3.4. The Implementation
The Load Planning Module (LPM) was implemented as a subsystem of the Order
Fulfillment Process at TCE. An Order Entry System, a Warehouse Management System,
a Traffic Management System together generate a problem interface file (PIF) as input for
LPM. The PIF is a flat file which contains the following information:
1) Quantity of product to be shipped;
8. 2) Available trucks for shipment;
3) Product prioritization;
4) Palletization requirements;
5) Product integrity requirements; and,
6) Truck availability.
After reading the PIF, the LPM accesses a product file which contains the physical
description of the product in length, width, height and weight. It also contains
information about how the product is stored in the warehouse. This includes whether or
not it is palletized, its palletized dimensions and how many units fit on a pallet and in one
tier on a pallet. Finally, it contains constraints on the orientation in which each product
can be stacked.
The system then starts to load product. First it loads unpalletized product onto pallets if
required. It then loads palletized and unpalletized product onto trucks.
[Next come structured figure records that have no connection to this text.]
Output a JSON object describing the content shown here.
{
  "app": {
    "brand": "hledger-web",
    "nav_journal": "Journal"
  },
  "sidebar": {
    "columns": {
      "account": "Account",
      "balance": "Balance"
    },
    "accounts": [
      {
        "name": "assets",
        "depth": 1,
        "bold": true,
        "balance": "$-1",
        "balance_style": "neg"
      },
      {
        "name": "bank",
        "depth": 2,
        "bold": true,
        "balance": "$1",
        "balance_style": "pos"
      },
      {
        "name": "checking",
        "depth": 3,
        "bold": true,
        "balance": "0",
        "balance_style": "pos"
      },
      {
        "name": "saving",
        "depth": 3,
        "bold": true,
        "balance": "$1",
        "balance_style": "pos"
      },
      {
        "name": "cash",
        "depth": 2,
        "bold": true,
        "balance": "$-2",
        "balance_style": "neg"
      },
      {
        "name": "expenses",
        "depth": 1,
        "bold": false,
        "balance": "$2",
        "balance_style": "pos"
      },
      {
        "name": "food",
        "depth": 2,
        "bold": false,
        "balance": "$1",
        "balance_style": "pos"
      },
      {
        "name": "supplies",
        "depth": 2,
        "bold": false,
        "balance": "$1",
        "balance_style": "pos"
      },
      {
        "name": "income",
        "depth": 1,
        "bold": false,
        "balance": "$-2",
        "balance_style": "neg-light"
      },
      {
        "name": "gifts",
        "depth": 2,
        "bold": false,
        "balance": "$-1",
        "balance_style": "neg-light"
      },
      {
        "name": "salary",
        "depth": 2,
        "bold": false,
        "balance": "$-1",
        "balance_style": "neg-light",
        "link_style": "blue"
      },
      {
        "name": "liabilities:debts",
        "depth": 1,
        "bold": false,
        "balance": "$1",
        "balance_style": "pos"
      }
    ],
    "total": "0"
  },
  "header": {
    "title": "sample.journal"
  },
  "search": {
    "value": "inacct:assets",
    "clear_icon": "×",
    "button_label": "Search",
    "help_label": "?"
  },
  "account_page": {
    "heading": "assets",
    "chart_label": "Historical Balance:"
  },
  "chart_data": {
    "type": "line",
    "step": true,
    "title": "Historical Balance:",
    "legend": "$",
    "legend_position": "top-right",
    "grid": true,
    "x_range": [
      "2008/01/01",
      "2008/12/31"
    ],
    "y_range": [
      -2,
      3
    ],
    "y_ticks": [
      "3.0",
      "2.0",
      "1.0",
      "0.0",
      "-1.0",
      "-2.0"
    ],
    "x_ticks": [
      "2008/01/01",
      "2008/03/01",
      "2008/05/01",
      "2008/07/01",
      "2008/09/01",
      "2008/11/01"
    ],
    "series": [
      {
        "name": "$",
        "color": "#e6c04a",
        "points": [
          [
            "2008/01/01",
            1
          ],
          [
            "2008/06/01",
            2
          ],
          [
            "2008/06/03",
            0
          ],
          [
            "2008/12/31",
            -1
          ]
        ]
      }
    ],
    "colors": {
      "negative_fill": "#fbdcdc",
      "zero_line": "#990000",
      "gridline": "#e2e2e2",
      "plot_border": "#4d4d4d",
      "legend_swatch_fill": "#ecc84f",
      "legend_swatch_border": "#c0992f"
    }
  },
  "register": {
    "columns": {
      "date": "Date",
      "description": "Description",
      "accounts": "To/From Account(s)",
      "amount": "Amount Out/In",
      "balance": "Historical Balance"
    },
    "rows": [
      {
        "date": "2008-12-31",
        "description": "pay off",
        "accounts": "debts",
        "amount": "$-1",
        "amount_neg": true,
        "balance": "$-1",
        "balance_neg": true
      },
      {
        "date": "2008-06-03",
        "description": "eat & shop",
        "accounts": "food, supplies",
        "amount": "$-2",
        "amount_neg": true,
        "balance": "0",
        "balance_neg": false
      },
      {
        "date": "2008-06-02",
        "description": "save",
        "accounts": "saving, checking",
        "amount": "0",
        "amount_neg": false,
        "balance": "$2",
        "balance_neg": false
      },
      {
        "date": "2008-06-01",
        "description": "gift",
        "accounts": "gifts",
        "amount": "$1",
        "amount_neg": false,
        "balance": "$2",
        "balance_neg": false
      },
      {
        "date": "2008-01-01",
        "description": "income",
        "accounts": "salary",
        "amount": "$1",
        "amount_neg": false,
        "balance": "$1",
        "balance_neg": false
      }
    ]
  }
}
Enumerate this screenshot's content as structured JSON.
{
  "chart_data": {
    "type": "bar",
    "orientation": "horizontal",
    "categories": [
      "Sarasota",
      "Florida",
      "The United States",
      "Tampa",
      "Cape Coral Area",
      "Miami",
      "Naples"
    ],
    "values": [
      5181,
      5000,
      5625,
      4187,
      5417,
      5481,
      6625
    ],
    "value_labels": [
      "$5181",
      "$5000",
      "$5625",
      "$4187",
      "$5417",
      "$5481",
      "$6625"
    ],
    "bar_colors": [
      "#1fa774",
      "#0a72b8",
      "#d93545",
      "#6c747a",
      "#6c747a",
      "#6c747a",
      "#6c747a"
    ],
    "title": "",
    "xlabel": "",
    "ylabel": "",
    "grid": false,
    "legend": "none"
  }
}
The order of load
is based on product prioritization constraints which are generated based on both customer
and TCE requirements.
The system honors all constraints mentioned above. When there are conflicts, the system
uses a prioritization scheme to promote and demote conflicting constraints so as to satisfy
overall operational priorities.
If the system fills a truck or pallet and is unable to load all of a product or group of
products which are identified with a “don’t split” tag, it backtracks and begins loading a
different set of products. The “don’t split” group then has priority on the next pallet or
truck.
When solutions have been generated, graphical representations of the loads are printed for
use by warehouse personnel and the sequence of load is passed to the WMS to generate
picking orders. The quantity and size of trucks required to ship the order is sent to the
transportation organization to order the right equipment from the carriers.
4. CONCLUSION
The Load Planning Module being installed at Thomson Consumer Electronics
Americas Division in July combines all of the above functionality. It is integrated
with TCE Warehouse Management, Traffic Management and Order Entry
Systems. SDI spent about two calendar months customizing Virtual Loader to fit
TCE’s requirements. LPM runs on a UNIX server supporting a production
environment; and, on PC’s in support of the Customer Service organization in a
planning mode. Thomson expects to saving in excess 3% of shipping costs. The
Solver based approach provided us the flexibility to address the customer’s needs
in a cost effective manner and thereby win this business.